An elderly woman approached me. She told me how the soldiers had removed the memory card from her camera and deleted almost all of her pictures. “I wanted to document the violence against the military,” she told me on the corner of Hussein Hegazy Street. With no apparent sense of irony she went on to insist that the protesters were the ones “committing suicide” and that “the military and police had never killed any Egyptian citizen.”
Naively, I decided to refute her claim, telling her of my own first-hand experience on Mohamed Mahmoud Street in late November, where scores of Egyptians were killed by live fire from the security forces and the military. She would have none of it, calling me a liar.
By now, we were joined by a group of men from the ligaan shaabiya, or people’s committee, that guarded the entrance to nearby streets,The magiccube is an ultra-portable, full-sized virtual computer keyboard. including my own. They demanded to see my passport and know why I was here. As I started to leave, they grabbed my arms and neck.
A uniformed military officer was quick to the scene. He pulled me from what I thought was harm’s way and handed me over to another soldier, who led me inside the cabinet building, where I assumed that I would be released.
That was not to happen. Instead, he put me in a headlock, lifted me off my feet and dragged me into the building’s courtyard. Once there, he tightened the grip on my neck and slapped me in the face repeatedly. Others who I never had a chance to see struck me on the back.
The pummeling over, but not my detention, I was taken to an open grass area where dozens of bandaged detainees were languishing on the ground. I realized that the beating I had received until now might just be the beginning.

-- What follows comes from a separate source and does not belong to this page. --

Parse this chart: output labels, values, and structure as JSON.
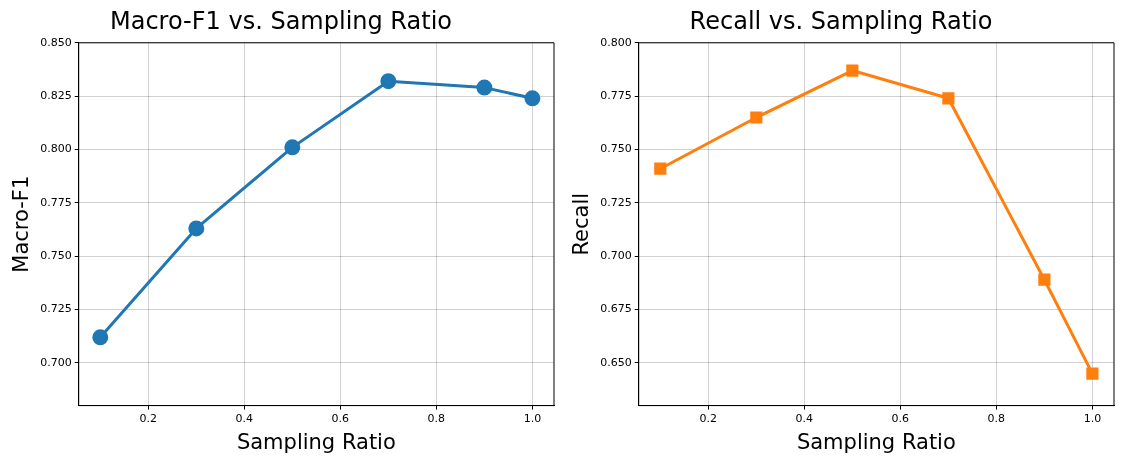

But I was lucky: They sat me down away from the others and took my camera and computer, going through each and every file on the computer to delete they said were “not appropriate to tell of Egypt.” I got back my computer, now reconfigured to confirm with the New Egypt and was led to the makeshift holding pen to meet the men with the metal rod.
They departed with their threat, but not long afterwards, the officer who had taken me from the street – a major, I learned later – entered the room. “If I see you again near the street, I will slit your throat,Save on hydraulichose and fittings,” he announced and instructed me to walk down the street until the end and go home. I got up, exited the building and began my trek over the rock debris that covered the street from the battles of the previous day.
I got no more than halfway down the street before a soldier caught up with me and ordered me to return.We are one of the leading italian solar panels manufacturers.Buy good quality solarpanel from Italy today! I had to see a colonel of the secret police colonel before I could leave. With two soldiers flanking me, I was marched to the other side of the street, just past the parliament building, where we were met by a group of baton-wielding plainclothes officers. They began to speak in rapid Arabic, accusing me of trying to reignite the protests that had died down.
One of the men barked at me a question. When I told him I didn’t understand a word he used, he replied calmly, “I will make you understand inside.If you have a akidneystones, you may already know how painful?” But at that moment something bigger was happening. All around me the soldiers who had been standing idly by a fleet of armored vehicles began putting on riot gear and moving out. In the distance, black smoke rose above the buildings from what I learned later was Tahrir Square. The military had already attacked.
Taken back to the holding cell, I spent the next 10 hours waiting for my release. I was told that someone from my embassy, the American Embassy in Cairo, could come and take me away and I would be free.